Der Magier hörte sich die Geschichte interessiert an und sprach endlich:
"Ich denke nicht, dass dein Verdacht begründet ist. Schau, wie viele Kenner der Magie hier sind. Denkst du etwa, wir könnten die Verderbnis nicht spüren, die die von Schaab versklavten Wesen verbreiten? Und warum sollte ien Spion Schaabs uns plötzlich helfen?
"Ich weiß es nicht. Doch etwas Finsteres ist an seinem Anblick,seine roten Augen zum Beispiel, schau, solche Augen hat kein anderes Volk Adans!
"Seine Augen sind in der tat ungewöhnlich. Doch das sollte dich nicht verwirren. Schau, jene, deren Pflicht das Ausschau halten ist, beobachten mal Adintar. Wäre er ein Spion, wüssten wir das längst. Verzeih, ich muss los. Ach, übrigens...", der Magier hielt inne und schaute sich ein nicht geflicktes Loch in der Seite von Belanders Panzerung an, ein andenken an ein Scharmützel gegen einen Trupp Hammerschwinger neben dem Teich der Trauer. "Warte nicht zu lange mit der Reparatur der Rüstung. Es sieht aus, als werde an Neumond die Armee Schaabs erneut in Tart einfallen."
Der Schwertkämpfer starrte mit vor verblüffung geöffnetem Mund.
"Wie kommst du an so eine exakte Prophezeiung?"
Der Magier deutete mit den Augen auf Omnimak.
"Ich muss nun wirklich los, Garim!
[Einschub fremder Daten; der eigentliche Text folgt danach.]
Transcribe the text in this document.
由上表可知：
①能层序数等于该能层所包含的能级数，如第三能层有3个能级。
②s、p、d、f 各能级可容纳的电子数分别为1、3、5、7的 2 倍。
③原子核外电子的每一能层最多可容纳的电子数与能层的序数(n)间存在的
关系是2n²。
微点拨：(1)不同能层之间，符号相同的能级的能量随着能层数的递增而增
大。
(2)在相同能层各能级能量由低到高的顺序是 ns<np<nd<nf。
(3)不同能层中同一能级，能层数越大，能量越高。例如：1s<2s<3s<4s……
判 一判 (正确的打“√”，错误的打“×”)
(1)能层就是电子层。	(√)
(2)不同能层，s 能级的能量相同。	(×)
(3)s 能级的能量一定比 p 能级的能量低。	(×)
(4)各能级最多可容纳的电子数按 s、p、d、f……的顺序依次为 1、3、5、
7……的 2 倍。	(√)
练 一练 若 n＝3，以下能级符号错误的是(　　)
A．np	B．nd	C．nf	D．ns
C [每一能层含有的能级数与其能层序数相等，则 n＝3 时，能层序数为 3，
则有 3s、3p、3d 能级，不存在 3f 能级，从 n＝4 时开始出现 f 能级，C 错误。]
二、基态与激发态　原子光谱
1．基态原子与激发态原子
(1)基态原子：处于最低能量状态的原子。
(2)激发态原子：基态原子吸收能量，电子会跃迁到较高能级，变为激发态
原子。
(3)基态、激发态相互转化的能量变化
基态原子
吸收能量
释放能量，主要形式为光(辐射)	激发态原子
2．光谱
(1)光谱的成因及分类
Bis bald". Der Magier neigte leicht den Kopf und ging wieder seinen Geschäften nach.
Das Gespräch hatte die Zweifel des kreigers mitnichten zerstreut Er drehte sich um und schaute sich den Magier wieder an. Omnimak mal Adintar sah von seiner Unterhaltung mit einem Kunden auf und sein Blick traf den von Belander. Dem Schwertkämpfer wurde es flau im Magen. Er drehte sich um und beeilte sich, wieder in die Taverne zu gehen, in der er sich einquartiert hatte. Allerdings hat er nichts, was im entferntesten an Wut erinnerte, von dem Magier gespürt. Der Eindruck aber, als sei der Zauberer auf mysteriöse Weise mit der Welt des Abgrunds verbunden, verfestigte sich nur noch mehr in seinem Verstand.